Selama lebih dari satu dekade saya bepergian, tinggal dan bekerja di Asia Tenggara. Saya bertemu banyak teman lokal di Bali, Singapura, Thailand dan Malaysia. Saya berbicara tingkat percakapan bahasa Thailand, Melayu dan Indonesia. Namun saya masih tidak selalu mengerti apa yang terjadi di sekitar saya.
Kadang-kadang saya mendapatkan intisari dasar dari hal-hal, tetapi tidak menangkap detailnya. Di waktu lain saya sama sekali tidak tahu apa yang terjadi.

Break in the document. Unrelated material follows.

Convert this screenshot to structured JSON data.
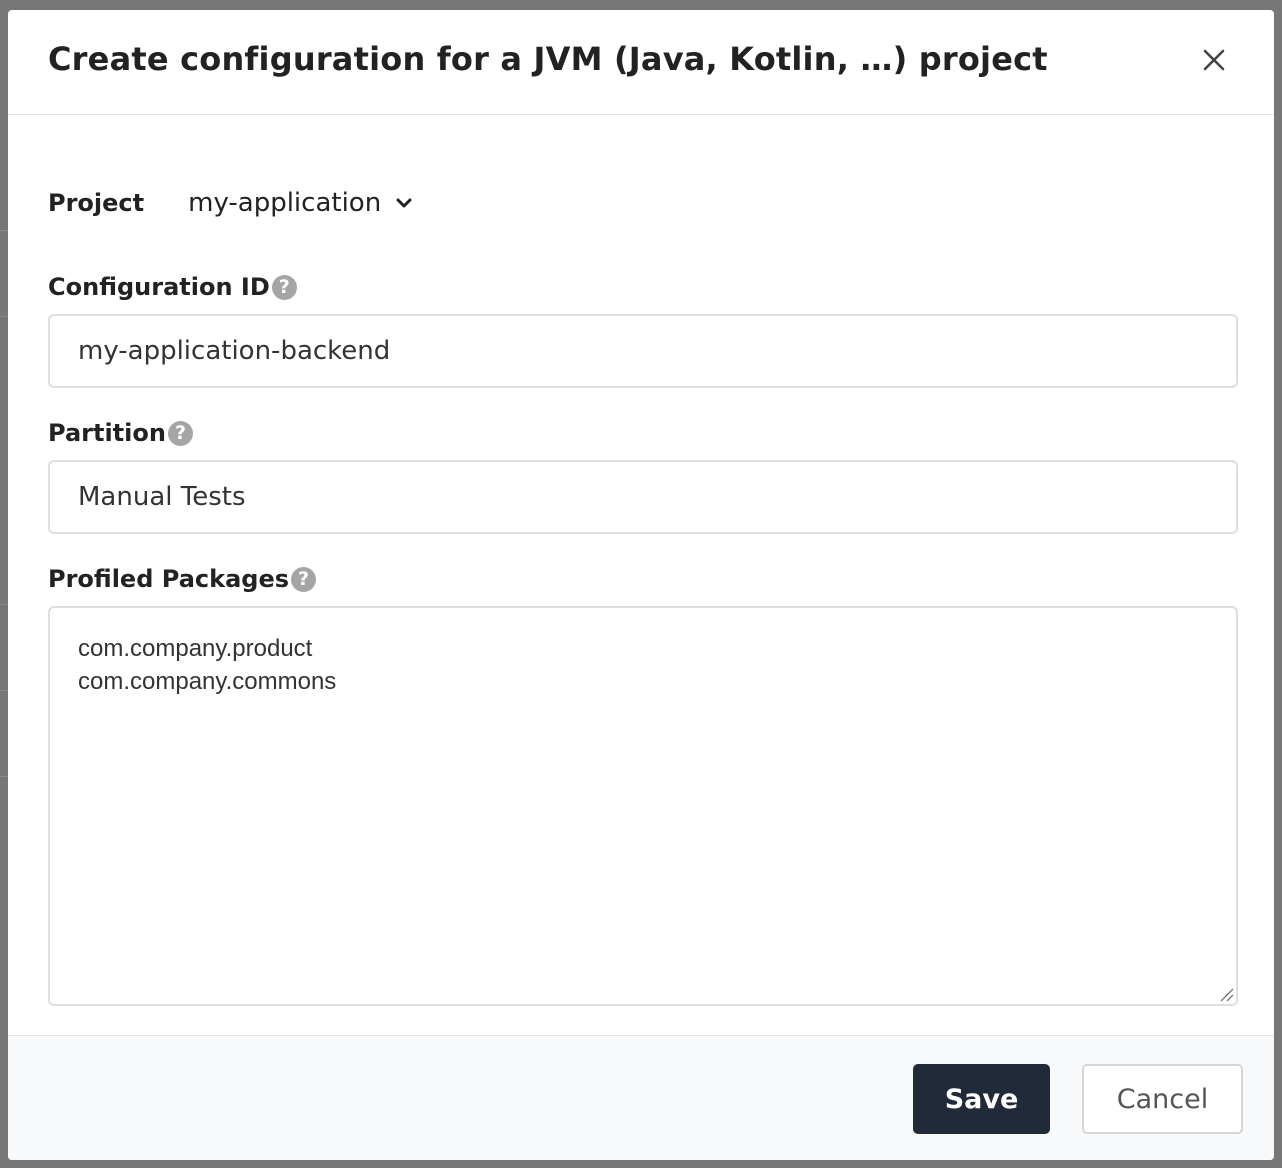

Dan masalahnya adalah, saya juga benar-benar tidak punya cara untuk mencari tahu.
Bahkan dengan pengalaman bertahun-tahun, masih ada hambatan bahasa, kurangnya pengetahuan budaya dan kecenderungan orang-orang di negara-negara Asia Tenggara untuk tidak peduli tentang perincian, untuk tidak perlu berbicara kebenaran dan tidak peduli tentang mengapa dan bagaimana hal-hal. Dalam banyak situasi, ada peluang bagus bahwa penduduk setempat sebenarnya tidak tahu apa yang sedang terjadi. Dan saya mulai mencari tahu, bahwa itu semua baik-baik saja.